Semi-artificial leaf interfacing organic semiconductors and enzymes for solar chemical synthesis

Summary

Photoelectrochemical biohybrids combine the advantages of light-harvesting semiconductors and biocatalysts into a single compact device. However, limited device stability, the use of toxic elements, and non-innocent external components make a sustainable artificial photosynthetic reaction difficult to achieve. Here, we introduce organic photoelectrodes connected to an inverse opal TiO₂ matrix that hosts efficient hydrogenase or formate dehydrogenase, driving direct solar fuel synthesis.

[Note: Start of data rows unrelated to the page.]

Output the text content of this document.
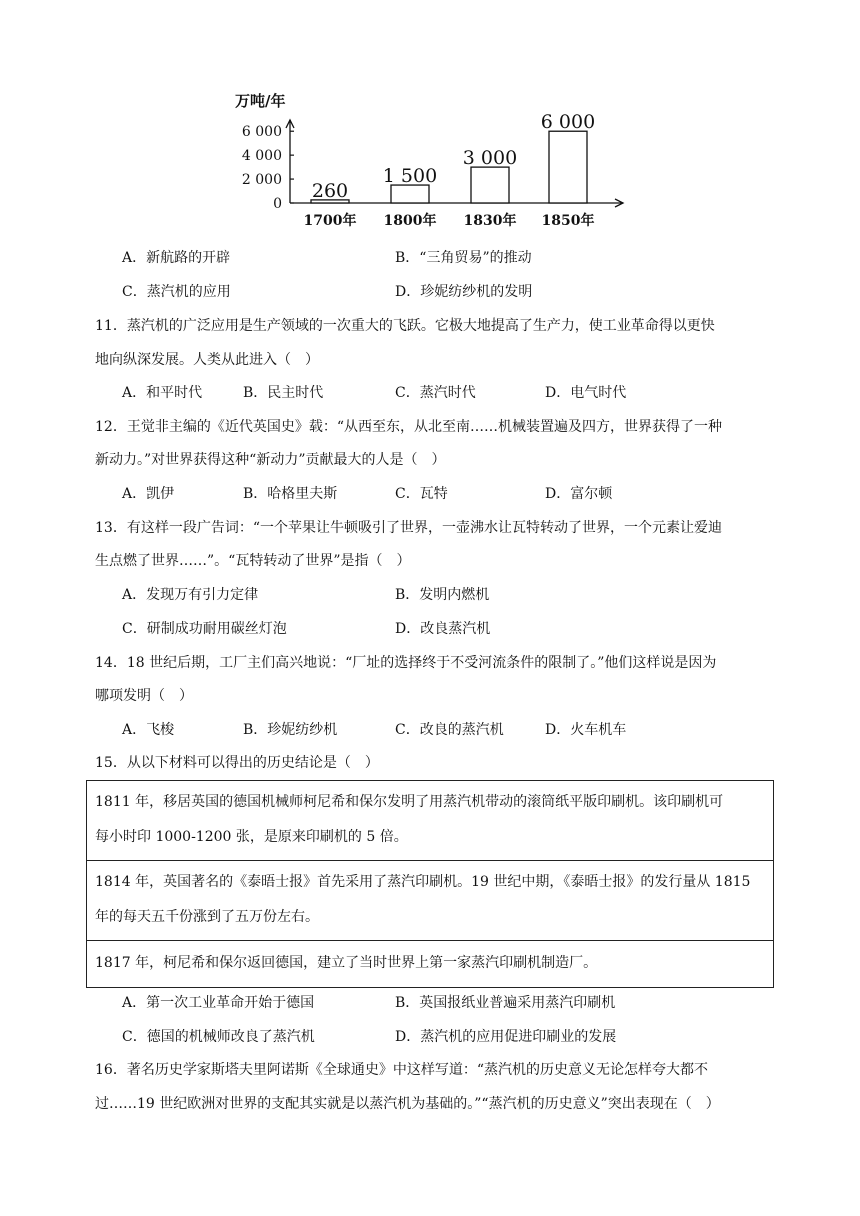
万吨/年
0
2 000
4 000
6 000
260
1700年
1 500
1800年
3 000
1830年
6 000
1850年
A．新航路的开辟	B．“三角贸易”的推动
C．蒸汽机的应用	D．珍妮纺纱机的发明
11．蒸汽机的广泛应用是生产领域的一次重大的飞跃。它极大地提高了生产力，使工业革命得以更快
地向纵深发展。人类从此进入（　）
A．和平时代	B．民主时代	C．蒸汽时代	D．电气时代
12．王觉非主编的《近代英国史》载：“从西至东，从北至南……机械装置遍及四方，世界获得了一种
新动力。”对世界获得这种“新动力”贡献最大的人是（　）
A．凯伊	B．哈格里夫斯	C．瓦特	D．富尔顿
13．有这样一段广告词：“一个苹果让牛顿吸引了世界，一壶沸水让瓦特转动了世界，一个元素让爱迪
生点燃了世界……”。“瓦特转动了世界”是指（　）
A．发现万有引力定律	B．发明内燃机
C．研制成功耐用碳丝灯泡	D．改良蒸汽机
14．18 世纪后期，工厂主们高兴地说：“厂址的选择终于不受河流条件的限制了。”他们这样说是因为
哪项发明（　）
A．飞梭	B．珍妮纺纱机	C．改良的蒸汽机	D．火车机车
15．从以下材料可以得出的历史结论是（　）
1811 年，移居英国的德国机械师柯尼希和保尔发明了用蒸汽机带动的滚筒纸平版印刷机。该印刷机可
每小时印 1000-1200 张，是原来印刷机的 5 倍。
1814 年，英国著名的《泰晤士报》首先采用了蒸汽印刷机。19 世纪中期，《泰晤士报》的发行量从 1815
年的每天五千份涨到了五万份左右。
1817 年，柯尼希和保尔返回德国，建立了当时世界上第一家蒸汽印刷机制造厂。
A．第一次工业革命开始于德国	B．英国报纸业普遍采用蒸汽印刷机
C．德国的机械师改良了蒸汽机	D．蒸汽机的应用促进印刷业的发展
16．著名历史学家斯塔夫里阿诺斯《全球通史》中这样写道：“蒸汽机的历史意义无论怎样夸大都不
过……19 世纪欧洲对世界的支配其实就是以蒸汽机为基础的。”“蒸汽机的历史意义”突出表现在（　）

By co-immobilizing carbonic anhydrase, the organic bulk heterojunction photobiocathodes generate onset potentials of 1 V vs. RHE and photocurrent densities of up to −8 mA cm⁻² in a pH-neutral bicarbonate solution, attaining stable H₂ production or selective CO₂-to-formate conversion over 10 h. Sufficient aqueous formate was produced (∼2.5 mM) to serve as a hydride source for the asymmetric hydrogenation of acetophenone using a synthetic Noyori-Ikariya catalyst. The semi-artificial organic semiconductor—BiVO₄ tandem leaves achieve a solar-to-fuel efficiency of 0.6% and a Faradaic yield of 87% for formate.